Desse modo, como a crise de representação dos partidos afeta as políticas públicas e a ação governamental? De diferentes formas, desde a ausência de um programa de governo sólido para ser submetido ao debate durante a campanha eleitoral, passando pela baixa capacidade do partido em debater temas públicos durante os mandatos, tanto no papel de oposição como na condição de situação. Disso resulta a ausência de projetos concretos para enfrentar o conjunto de problemas comuns a qualquer transição de governo, mesmo quando essa se dá dentro da própria aliança partidária que já estava no poder.
Em sendo os partidos atores coletivos que detêm o monopólio das candidaturas, uma vez que no Brasil não pode haver candidaturas avulsas, é deles a responsabilidade pelos nomes que são lançados a qualquer cargo eletivo em todas as eleições. Sem a anuência partidária, não existe candidatura. Desse modo, as agremiações partidárias são as responsáveis diretas pela qualidade da política e dos políticos. Sem o bom cumprimento desse papel, o debate público empobrece e as decisões públicas, por consequência, também. Assim, quanto menos diálogo entre partidos e política, de um lado, e a sociedade, de outro, menor o número de atores e interesses representados nas decisões públicas, o que certamente amplia a exclusão.
Se temos uma enorme crise que afeta todos os segmentos das vidas pública e privada, ela é também reflexo de uma crise política, de uma baixa capacidade de incluir os vários interesses sociais, principalmente os mais vulneráveis no processo decisório. A melhor forma de sair da crise política é fazer mais política, é adensar a democracia incluindo mais pessoas no processo decisório.
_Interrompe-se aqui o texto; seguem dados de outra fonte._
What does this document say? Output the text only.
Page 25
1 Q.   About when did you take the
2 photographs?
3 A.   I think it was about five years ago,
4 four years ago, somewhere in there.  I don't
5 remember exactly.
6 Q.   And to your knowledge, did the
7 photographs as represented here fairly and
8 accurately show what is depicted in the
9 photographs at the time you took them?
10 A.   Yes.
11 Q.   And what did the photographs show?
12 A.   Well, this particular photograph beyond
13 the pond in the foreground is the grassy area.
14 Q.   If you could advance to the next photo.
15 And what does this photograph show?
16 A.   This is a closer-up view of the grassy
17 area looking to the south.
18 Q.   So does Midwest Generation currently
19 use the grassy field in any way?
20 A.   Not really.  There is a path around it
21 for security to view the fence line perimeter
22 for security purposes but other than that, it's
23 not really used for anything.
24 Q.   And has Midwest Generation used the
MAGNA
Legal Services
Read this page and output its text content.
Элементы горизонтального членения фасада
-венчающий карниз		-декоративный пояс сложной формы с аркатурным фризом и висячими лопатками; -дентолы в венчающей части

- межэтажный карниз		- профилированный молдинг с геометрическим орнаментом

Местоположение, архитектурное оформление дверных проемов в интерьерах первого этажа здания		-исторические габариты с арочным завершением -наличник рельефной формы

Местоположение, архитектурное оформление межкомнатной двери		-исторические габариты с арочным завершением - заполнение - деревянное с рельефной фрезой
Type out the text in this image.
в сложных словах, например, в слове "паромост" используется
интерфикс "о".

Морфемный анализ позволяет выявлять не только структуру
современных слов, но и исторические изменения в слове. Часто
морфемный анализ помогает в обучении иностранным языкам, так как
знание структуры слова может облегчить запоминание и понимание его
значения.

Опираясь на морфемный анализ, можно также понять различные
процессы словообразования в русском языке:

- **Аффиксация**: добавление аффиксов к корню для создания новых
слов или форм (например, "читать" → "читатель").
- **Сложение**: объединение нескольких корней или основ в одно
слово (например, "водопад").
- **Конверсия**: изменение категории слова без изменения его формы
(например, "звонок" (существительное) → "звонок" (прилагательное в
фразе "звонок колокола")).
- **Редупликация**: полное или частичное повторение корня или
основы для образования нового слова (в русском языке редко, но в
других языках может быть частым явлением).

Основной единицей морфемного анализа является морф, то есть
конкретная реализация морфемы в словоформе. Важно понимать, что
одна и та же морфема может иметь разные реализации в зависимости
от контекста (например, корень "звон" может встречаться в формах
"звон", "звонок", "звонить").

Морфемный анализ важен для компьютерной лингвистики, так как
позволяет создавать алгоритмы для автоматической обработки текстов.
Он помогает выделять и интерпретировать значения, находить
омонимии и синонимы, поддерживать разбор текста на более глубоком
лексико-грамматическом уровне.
Por fim, do ponto de vista da gestão e das políticas públicas, pensávamos que estaríamos no campo de transição das políticas públicas populistas para as políticas públicas programáticas. Entretanto, parece ter havido um retrocesso e nem uma coisa nem outra experimentamos neste contexto, mas, sim, um limbo em termos do que significa gestão e políticas públicas, em razão de uma paralisia e um anacronismo no processo decisório político atual. As questões aqui colocadas, ultimamente relegadas em algumas políticas governamentais, desafiam as pesquisas acadêmicas e a produção de conhecimento que se colocam como estratégia de transformação positiva da realidade. Estamos diante do desafio de reafirmar o óbvio em termos de civilidade: uma sociedade moderna é aquela que garante a diversidade, combate a exclusão social e está sempre em busca de democratizar suas relações e o seu processo decisório. Nunca o debate público foi tão necessário. Talvez vivamos um momento em que a saída mais simples e inevitável para a construção de uma realidade menos nociva à vida social está em conversar, negociar; e, em suma, fazer política.
REFERÊNCIAS
- Carreirão, Y. S. (2014). O sistema partidário brasileiro: um debate com a literatura recente. Revista Brasileira de Ciência Política, 14, 255-295. Recuperado de https://dx.doi.org/10.1590/0103-335220141410
» https://dx.doi.org/10.1590/0103-335220141410 - Cohn, A. (2020). As políticas de abate social no Brasil contemporâneo. Lua Nova: Revista de Cultura e Política, 109, 129-160. Recuperado de https://doi.org/10.1590/0102-129160/109
» https://doi.org/10.1590/0102-129160/109 - Ferrante, L., & Fearnside, P. M. (2020). The Amazon’s road to deforestation. Science, 369(6504), 634. Recuperado de https://doi.org/10.1126/science.abd6977
» https://doi.org/10.1126/science.abd6977 - Michels, R. (1982). Sociologia dos partidos políticos Brasília, DF: Editora UnB.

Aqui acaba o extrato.